The FDA is notifying patients about a voluntary recall of five valsartan-containing products from three different drug companies. Valsartan is a common medication used to treat high blood pressure and heart failure.
This recall is due to an impurity called N-nitrosodimethylamine (NDMA) in some products that contain valsartan. Based on results from laboratory tests, NDMA is classified as a substance that could cause cancer.
Not all valsartan-containing products are being recalled. The drug companies and products included in this recall are:
- Valsartan made by Teva Pharmaceuticals labeled as Major Pharmaceuticals; A-S Medication Solutions LLC, Teva Pharmaceuticals labeled as Actavis; Prinston Pharmaceutical Inc. labeled as Solco Healthcare LLC; Bryant Ranch Prepack Inc.; H J Harkins Company; Northwind Pharmaceuticals; Camber Pharmaceuticals, Inc.
- Valsartan/Hydrochlorothiazide (HCTZ) made by AvKARE, Remedy Repack, A-S Medication Solutions LLC, Teva Pharmaceuticals labeled as Actavis and Prinston Pharmaceutical Inc. labeled as Solco Healthcare LLC; Proficient Rx LP; Northwind Pharmaceuticals; NuCare Pharmaceuticals Inc.
To keep yourself safe during this medication recall, the FDA recommended the following steps:
- Look for the drug name and the company that made the medication on your medication bottle. If you cannot find this information, contact the pharmacy that filled your prescription.

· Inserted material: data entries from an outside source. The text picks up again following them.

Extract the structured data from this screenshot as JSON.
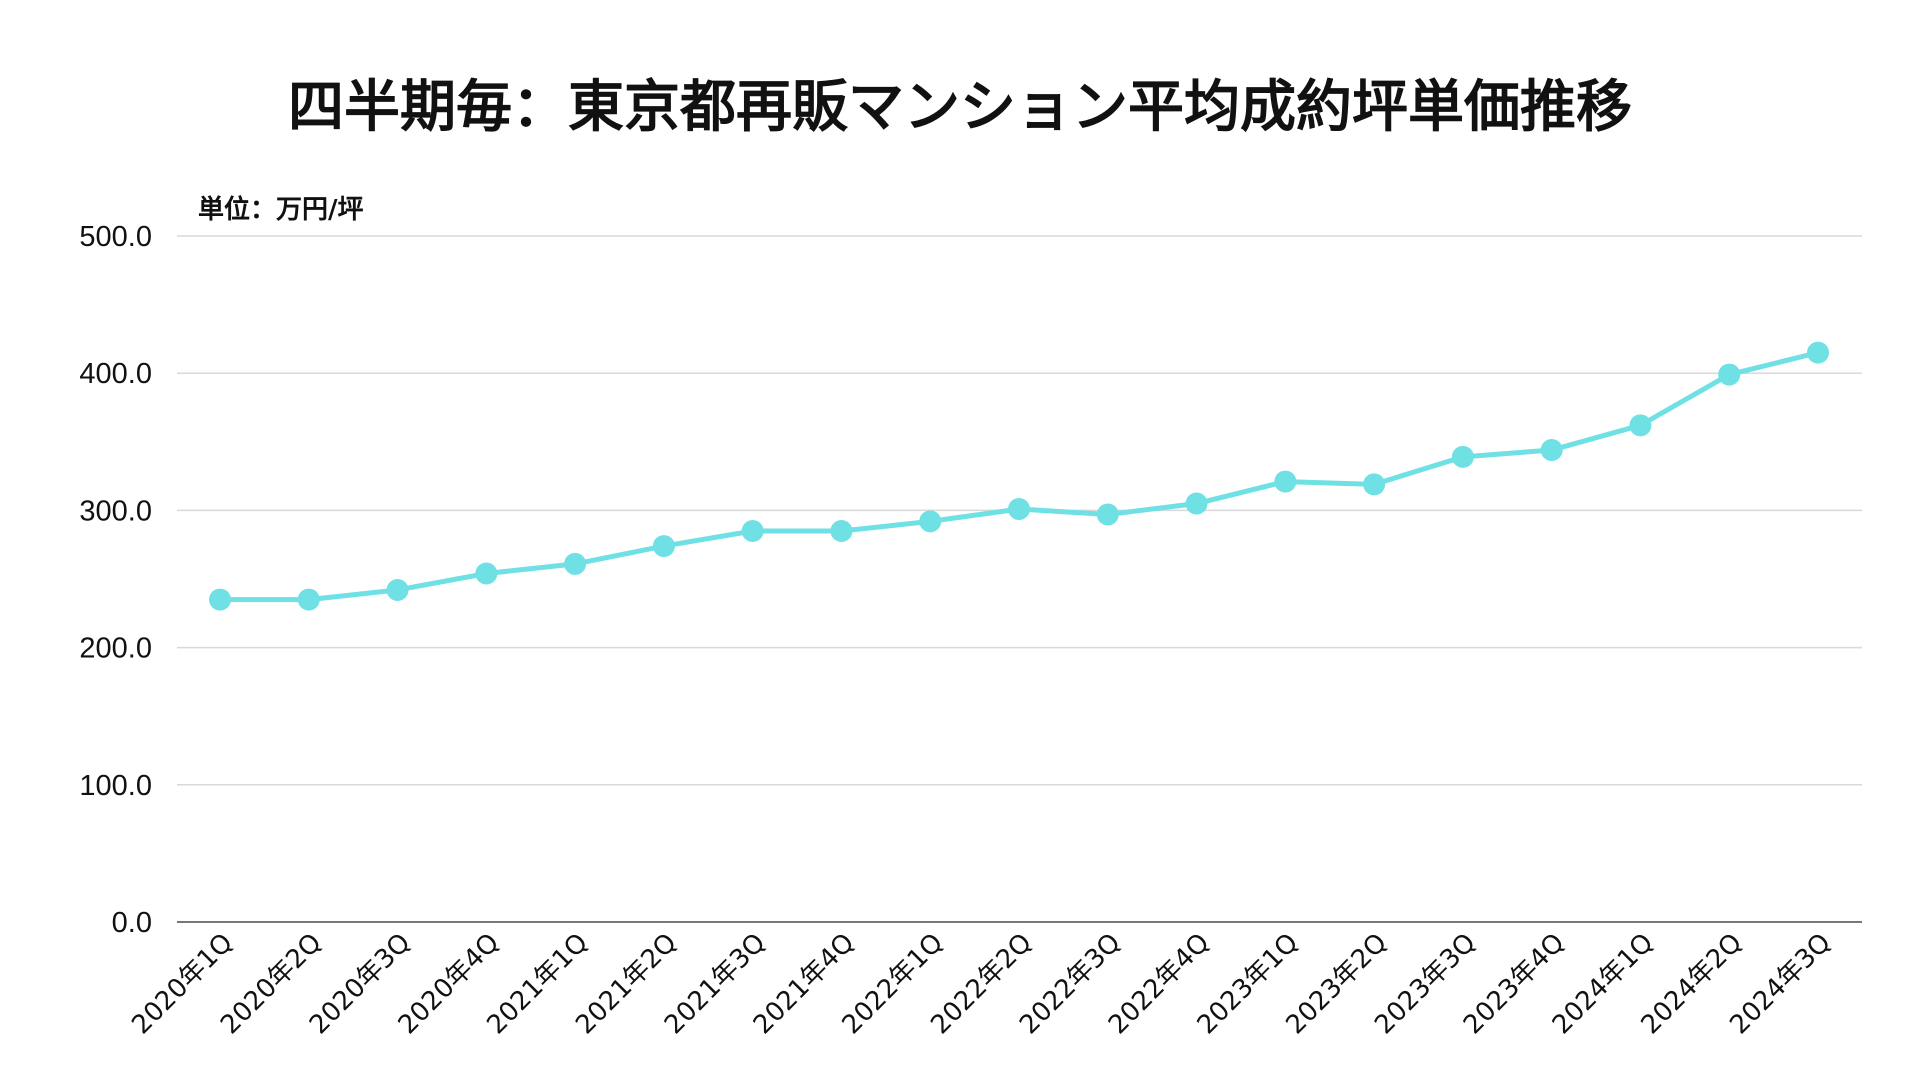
{
  "chart_data": {
    "type": "line",
    "title": "四半期毎：東京都再販マンション平均成約坪単価推移",
    "unit_label": "単位：万円/坪",
    "xlabel": "",
    "ylabel": "",
    "ylim": [
      0,
      500
    ],
    "yticks": [
      "0.0",
      "100.0",
      "200.0",
      "300.0",
      "400.0",
      "500.0"
    ],
    "grid": true,
    "legend": "none",
    "line_color": "#6fe0e3",
    "categories": [
      "2020年1Q",
      "2020年2Q",
      "2020年3Q",
      "2020年4Q",
      "2021年1Q",
      "2021年2Q",
      "2021年3Q",
      "2021年4Q",
      "2022年1Q",
      "2022年2Q",
      "2022年3Q",
      "2022年4Q",
      "2023年1Q",
      "2023年2Q",
      "2023年3Q",
      "2023年4Q",
      "2024年1Q",
      "2024年2Q",
      "2024年3Q"
    ],
    "series": [
      {
        "values": [
          235,
          235,
          242,
          254,
          261,
          274,
          285,
          285,
          292,
          301,
          297,
          305,
          321,
          319,
          339,
          344,
          362,
          399,
          415
        ]
      }
    ]
  }
}
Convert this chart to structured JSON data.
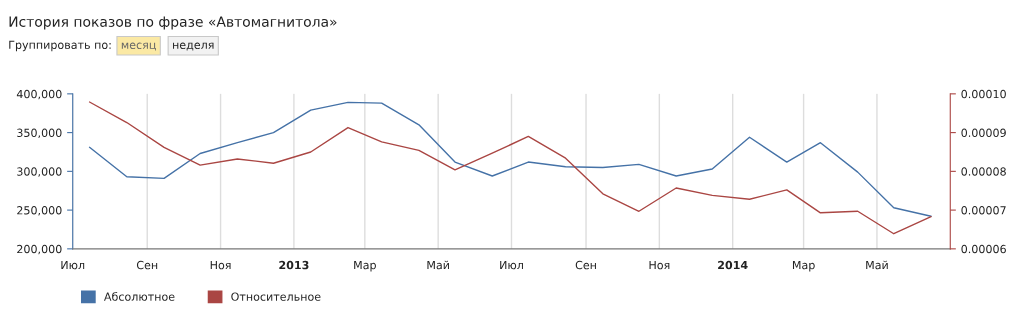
{
  "chart_data": {
    "type": "line",
    "title": "История показов по фразе «Автомагнитола»",
    "annotations": [
      "Группировать по:",
      "месяц",
      "неделя"
    ],
    "x": [
      "2012-07-15",
      "2012-08-15",
      "2012-09-15",
      "2012-10-15",
      "2012-11-15",
      "2012-12-15",
      "2013-01-15",
      "2013-02-15",
      "2013-03-15",
      "2013-04-15",
      "2013-05-15",
      "2013-06-15",
      "2013-07-15",
      "2013-08-15",
      "2013-09-15",
      "2013-10-15",
      "2013-11-15",
      "2013-12-15",
      "2014-01-15",
      "2014-02-15",
      "2014-03-15",
      "2014-04-15",
      "2014-05-15",
      "2014-06-15"
    ],
    "series": [
      {
        "name": "Абсолютное",
        "color": "#4572a7",
        "values": [
          331000,
          293000,
          291000,
          323000,
          337000,
          350000,
          379000,
          389000,
          388000,
          360000,
          312000,
          294000,
          312000,
          306000,
          305000,
          309000,
          294000,
          303000,
          344000,
          312000,
          337000,
          299000,
          253000,
          242000
        ]
      },
      {
        "name": "Относительное",
        "color": "#aa4643",
        "axis": "y2",
        "values": [
          9.79e-05,
          9.26e-05,
          8.62e-05,
          8.16e-05,
          8.32e-05,
          8.21e-05,
          8.5e-05,
          9.13e-05,
          8.76e-05,
          8.54e-05,
          8.04e-05,
          8.47e-05,
          8.9e-05,
          8.34e-05,
          7.42e-05,
          6.97e-05,
          7.57e-05,
          7.38e-05,
          7.28e-05,
          7.52e-05,
          6.93e-05,
          6.97e-05,
          6.39e-05,
          6.83e-05
        ]
      }
    ],
    "xlim": [
      "2012-07-01",
      "2014-07-01"
    ],
    "xticks": [
      {
        "value": "2012-07-01",
        "label": "Июл"
      },
      {
        "value": "2012-09-01",
        "label": "Сен"
      },
      {
        "value": "2012-11-01",
        "label": "Ноя"
      },
      {
        "value": "2013-01-01",
        "label": "2013"
      },
      {
        "value": "2013-03-01",
        "label": "Мар"
      },
      {
        "value": "2013-05-01",
        "label": "Май"
      },
      {
        "value": "2013-07-01",
        "label": "Июл"
      },
      {
        "value": "2013-09-01",
        "label": "Сен"
      },
      {
        "value": "2013-11-01",
        "label": "Ноя"
      },
      {
        "value": "2014-01-01",
        "label": "2014"
      },
      {
        "value": "2014-03-01",
        "label": "Мар"
      },
      {
        "value": "2014-05-01",
        "label": "Май"
      }
    ],
    "ylim": [
      200000,
      400000
    ],
    "yticks": [
      {
        "value": 200000,
        "label": "200,000"
      },
      {
        "value": 250000,
        "label": "250,000"
      },
      {
        "value": 300000,
        "label": "300,000"
      },
      {
        "value": 350000,
        "label": "350,000"
      },
      {
        "value": 400000,
        "label": "400,000"
      }
    ],
    "y2lim": [
      6e-05,
      0.0001
    ],
    "y2ticks": [
      {
        "value": 6e-05,
        "label": "0.00006"
      },
      {
        "value": 7e-05,
        "label": "0.00007"
      },
      {
        "value": 8e-05,
        "label": "0.00008"
      },
      {
        "value": 9e-05,
        "label": "0.00009"
      },
      {
        "value": 0.0001,
        "label": "0.00010"
      }
    ],
    "grid": "x",
    "legend": "bottom left",
    "marker": "none",
    "line_style": "solid"
  }
}
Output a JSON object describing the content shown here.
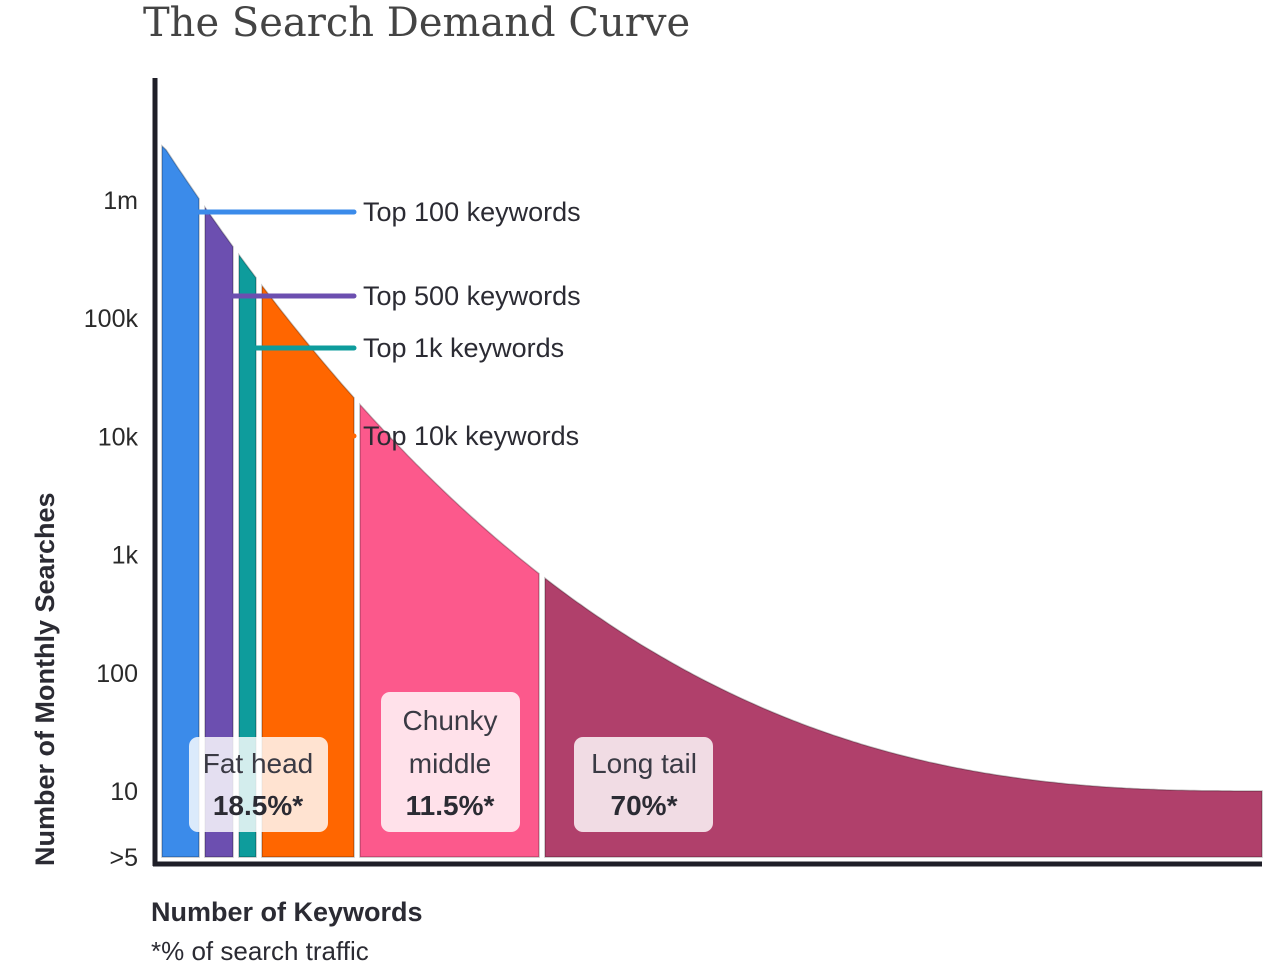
{
  "chart_data": {
    "type": "area",
    "title": "The Search Demand Curve",
    "xlabel": "Number of Keywords",
    "ylabel": "Number of Monthly Searches",
    "footnote": "*% of search traffic",
    "y_scale": "log",
    "y_ticks": [
      {
        "label": "1m",
        "value": 1000000
      },
      {
        "label": "100k",
        "value": 100000
      },
      {
        "label": "10k",
        "value": 10000
      },
      {
        "label": "1k",
        "value": 1000
      },
      {
        "label": "100",
        "value": 100
      },
      {
        "label": "10",
        "value": 10
      },
      {
        "label": ">5",
        "value": 5
      }
    ],
    "curve_peak_value": 3000000,
    "curve_end_value": 10,
    "bands": [
      {
        "name": "Top 100 keywords",
        "color": "#3b8bea"
      },
      {
        "name": "Top 500 keywords",
        "color": "#6c4fb0"
      },
      {
        "name": "Top 1k keywords",
        "color": "#0e9c9c"
      },
      {
        "name": "Top 10k keywords",
        "color": "#ff6600"
      },
      {
        "name": "Chunky middle",
        "color": "#fc598c"
      },
      {
        "name": "Long tail",
        "color": "#b0406b"
      }
    ],
    "callouts": [
      {
        "label": "Top 100 keywords",
        "color": "#3b8bea"
      },
      {
        "label": "Top 500 keywords",
        "color": "#6c4fb0"
      },
      {
        "label": "Top 1k keywords",
        "color": "#0e9c9c"
      },
      {
        "label": "Top 10k keywords",
        "color": "#ff6600"
      }
    ],
    "segments": [
      {
        "name": "Fat head",
        "share": "18.5%*",
        "share_value": 18.5
      },
      {
        "name_lines": [
          "Chunky",
          "middle"
        ],
        "share": "11.5%*",
        "share_value": 11.5
      },
      {
        "name": "Long tail",
        "share": "70%*",
        "share_value": 70
      }
    ],
    "grid": false,
    "legend": "none"
  }
}
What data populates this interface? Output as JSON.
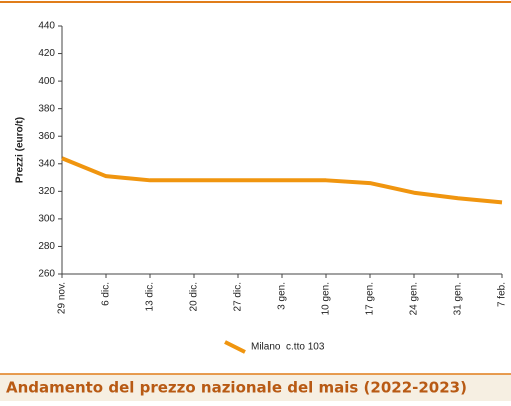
{
  "chart_data": {
    "type": "line",
    "title": "Andamento del prezzo nazionale del mais (2022-2023)",
    "y_label": "Prezzi (euro/t)",
    "categories": [
      "29 nov.",
      "6 dic.",
      "13 dic.",
      "20 dic.",
      "27 dic.",
      "3 gen.",
      "10 gen.",
      "17 gen.",
      "24 gen.",
      "31 gen.",
      "7 feb."
    ],
    "series": [
      {
        "name": "Milano  c.tto 103",
        "color": "#f0950f",
        "values": [
          344,
          331,
          328,
          328,
          328,
          328,
          328,
          326,
          319,
          315,
          312
        ]
      }
    ],
    "ylim": [
      260,
      440
    ],
    "yticks": [
      260,
      280,
      300,
      320,
      340,
      360,
      380,
      400,
      420,
      440
    ],
    "grid": false
  }
}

- Continue taking your medication until you have a replacement. Valsartan treats high blood pressure and heart failure, which are both serious medical conditions. Stopping the medication could be dangerous.
- If your medication was recalled, follow the exact recall instructions for the specific company, which can be found on the FDA’s website. In addition, contact the pharmacy that dispensed your medication to discuss next steps, including switching to a product that has not been recalled.
The FDA said it will continue to investigate this problem and provide more information as it becomes available.